Algunos le hacen caso y se agolpan en el suelo del pasillo, bloqueándolo. Otros, paralizados por el miedo, son incapaces de moverse de su asiento. Cuando encuentro el botón adecuado y logro cerrar la puerta, me doy la vuelta y descubro a mi hermana intentando bajar de su silla para ocultarse en la parte trasera del autobús. No quiero gritarle instrucciones de ningún tipo porque no quiero llamar la atención de los absortores, pero me genera una ansiedad incontenible pensar en la presa tan fácil que es Dea, no solo por su condición física, sino también por encontrarse justo delante de la puerta doble de salida.
En apenas unos segundos, aparecen dos absortores más en el exterior.
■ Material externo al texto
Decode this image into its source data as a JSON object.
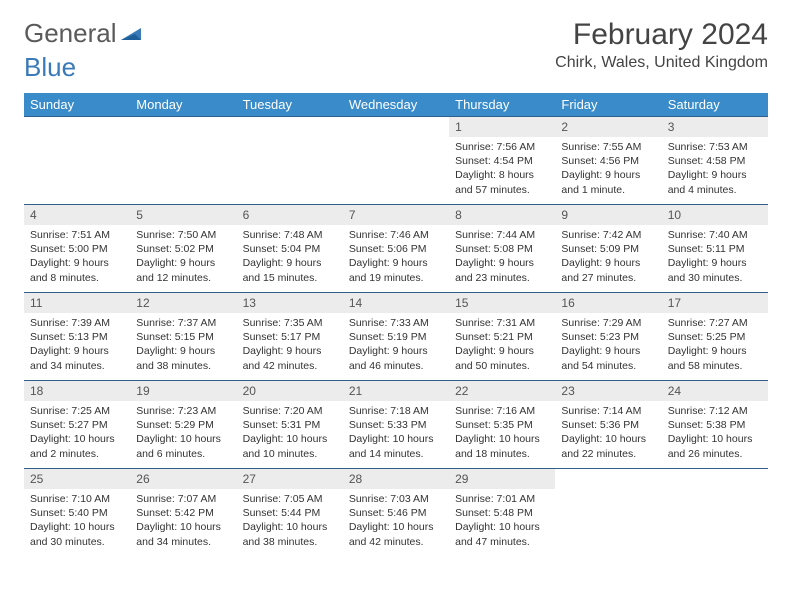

Uno de ellos rompe una ventana lateral del autobús y arranca de su asiento a una anciana que no se había tirado al suelo del pasillo. Es cuestión de tiempo que nos descubran a todos. Somos como una lata de sardinas recién abierta. Y no sé qué hacer. Si utilizo mi poder, no solo eliminaré a los absortores, sino también a las personas que se encuentren junto a ellos, igual que pasó en la colina de césped. Estoy en shock. De nuevo, demasiadas cosas que asumir se acumulan en mi mente: he matado a una persona inocente, he visto morir a cuatro más y estoy a punto de presenciar cómo devoran a mi hermana delante de mis ojos.
—¡Vera, corre! —me grita Dea de repente. Ha conseguido bajarse de la silla y ahora está arrastrándose sentada por el pasillo trasero del autobús—. ¡Corre, vete de aquí!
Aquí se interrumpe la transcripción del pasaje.